In one scene, Robinson retreats to the tunnel behind the dugout to avoid verbal abuse at Philadelphia's Shibe Park. He vents his frustration by smashing his bat against the walls and the floor until it's in shreds. Dodgers' general manager Branch Rickey comes into the scene, and encourages Robinson to get back on the field. When Robinson calms down, Rickey asks what he needs.

"Another bat," Robinson says.

"I'm hoping it portrays what really happened," Oliver said. "That's hard to do in two hours, but hopefully it gives everybody a good synopsis of what he went through. People think it's heroic, what he did. The hardest thing was to keep your mouth shut, that was the thing."

As in Robinson's days, when the team bus of Oliver's dad stopped at a diner, the white players were allowed in, but the black players had to stay on the bus.

"They wouldn't let him off the bus to eat, so one of his teammates had to go get him something," Oliver said. "He told me about it. I just don't share it with everybody. I know what happened. … Most people probably wouldn't believe it anyway, or care."

Growing up in the 1970s and 1980s – he graduated from high school in California – Oliver felt the sting of discrimination, too. He says it has subsided today, though he and his wife have endured incidents. Still … today?

"What? Are you kidding me?" he said Thursday. "How can you be a black person in America and not?"

Bob Oliver runs a fall program that he says Darren supports financially. He appreciates Hunter's comment about the sport lacking a "cool" image, saying that a well played game is absent of the "glamorous" 360-degree basketball dunk. Still, he thinks there's enough talent in the sport at the lower levels, but the players aren't getting sufficient exposure to scouts at elite tournaments. MLB and past and present players could help by supporting the sport at the developmental levels.
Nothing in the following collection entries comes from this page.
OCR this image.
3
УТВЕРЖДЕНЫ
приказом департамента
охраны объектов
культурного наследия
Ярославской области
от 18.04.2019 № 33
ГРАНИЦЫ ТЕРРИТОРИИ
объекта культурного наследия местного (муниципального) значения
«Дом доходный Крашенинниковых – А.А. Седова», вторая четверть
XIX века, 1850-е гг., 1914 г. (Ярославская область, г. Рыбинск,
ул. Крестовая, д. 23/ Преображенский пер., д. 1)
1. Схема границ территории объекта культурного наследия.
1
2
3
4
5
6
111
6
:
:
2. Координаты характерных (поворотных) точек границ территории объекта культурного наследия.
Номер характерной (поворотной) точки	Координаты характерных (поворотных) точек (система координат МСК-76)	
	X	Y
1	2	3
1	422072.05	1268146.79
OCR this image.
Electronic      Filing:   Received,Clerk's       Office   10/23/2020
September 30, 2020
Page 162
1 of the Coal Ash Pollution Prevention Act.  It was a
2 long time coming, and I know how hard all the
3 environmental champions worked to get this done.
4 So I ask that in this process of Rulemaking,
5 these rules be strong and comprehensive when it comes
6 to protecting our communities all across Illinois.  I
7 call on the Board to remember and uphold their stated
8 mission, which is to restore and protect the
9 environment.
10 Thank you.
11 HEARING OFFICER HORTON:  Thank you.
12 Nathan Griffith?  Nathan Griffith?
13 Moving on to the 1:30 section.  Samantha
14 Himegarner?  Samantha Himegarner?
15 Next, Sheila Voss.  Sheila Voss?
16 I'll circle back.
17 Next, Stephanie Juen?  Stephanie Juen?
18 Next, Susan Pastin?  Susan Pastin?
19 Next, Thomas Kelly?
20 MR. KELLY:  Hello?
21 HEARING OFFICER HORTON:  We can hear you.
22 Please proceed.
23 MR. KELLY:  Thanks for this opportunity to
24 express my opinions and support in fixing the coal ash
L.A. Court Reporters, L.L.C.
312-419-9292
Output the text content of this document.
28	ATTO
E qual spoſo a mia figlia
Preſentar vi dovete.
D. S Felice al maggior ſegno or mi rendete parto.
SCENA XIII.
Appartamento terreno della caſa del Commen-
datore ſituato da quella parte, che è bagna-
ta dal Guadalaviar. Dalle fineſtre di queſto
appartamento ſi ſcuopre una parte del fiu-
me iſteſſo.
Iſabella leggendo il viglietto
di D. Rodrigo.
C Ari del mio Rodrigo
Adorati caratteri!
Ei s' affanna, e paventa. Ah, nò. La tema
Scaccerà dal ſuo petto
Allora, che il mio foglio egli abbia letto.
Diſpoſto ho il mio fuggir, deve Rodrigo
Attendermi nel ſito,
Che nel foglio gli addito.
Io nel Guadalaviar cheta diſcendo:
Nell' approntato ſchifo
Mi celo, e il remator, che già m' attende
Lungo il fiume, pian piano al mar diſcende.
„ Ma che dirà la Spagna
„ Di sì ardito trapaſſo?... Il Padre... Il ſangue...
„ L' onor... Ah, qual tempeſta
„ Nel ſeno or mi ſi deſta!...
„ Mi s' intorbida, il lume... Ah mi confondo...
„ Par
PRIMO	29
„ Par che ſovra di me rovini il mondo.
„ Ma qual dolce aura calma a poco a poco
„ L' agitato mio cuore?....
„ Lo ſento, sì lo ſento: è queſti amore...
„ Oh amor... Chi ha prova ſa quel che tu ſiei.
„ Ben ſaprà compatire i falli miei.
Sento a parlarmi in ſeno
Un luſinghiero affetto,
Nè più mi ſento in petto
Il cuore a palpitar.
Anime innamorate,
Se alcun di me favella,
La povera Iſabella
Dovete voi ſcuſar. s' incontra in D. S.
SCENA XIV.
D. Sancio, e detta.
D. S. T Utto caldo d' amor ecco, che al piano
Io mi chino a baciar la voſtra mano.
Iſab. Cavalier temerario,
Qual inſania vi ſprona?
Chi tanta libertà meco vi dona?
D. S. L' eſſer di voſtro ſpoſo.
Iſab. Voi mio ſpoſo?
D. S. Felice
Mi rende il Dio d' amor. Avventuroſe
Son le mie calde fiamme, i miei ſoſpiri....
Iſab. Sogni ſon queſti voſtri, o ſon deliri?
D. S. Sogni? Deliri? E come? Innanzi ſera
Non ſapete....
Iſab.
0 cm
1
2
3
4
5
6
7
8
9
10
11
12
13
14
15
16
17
"If they were to come up with a program where these kids could be seen," Bob Oliver said. "We need to get guys out there to coach and run programs in a disciplined way, to say this is how the game is played the right way, and how it will be played if you want opportunity. But it will never happen because all I ever hear is, 'We don't have the money.'

"I would ask, what are you doing now and what have you done in the past to get more black players on the field? Not just into the major leagues but in the colleges, junior colleges and down lower.

"Then I would get together a group of guys, black players who have played in the league, and go out and recruit."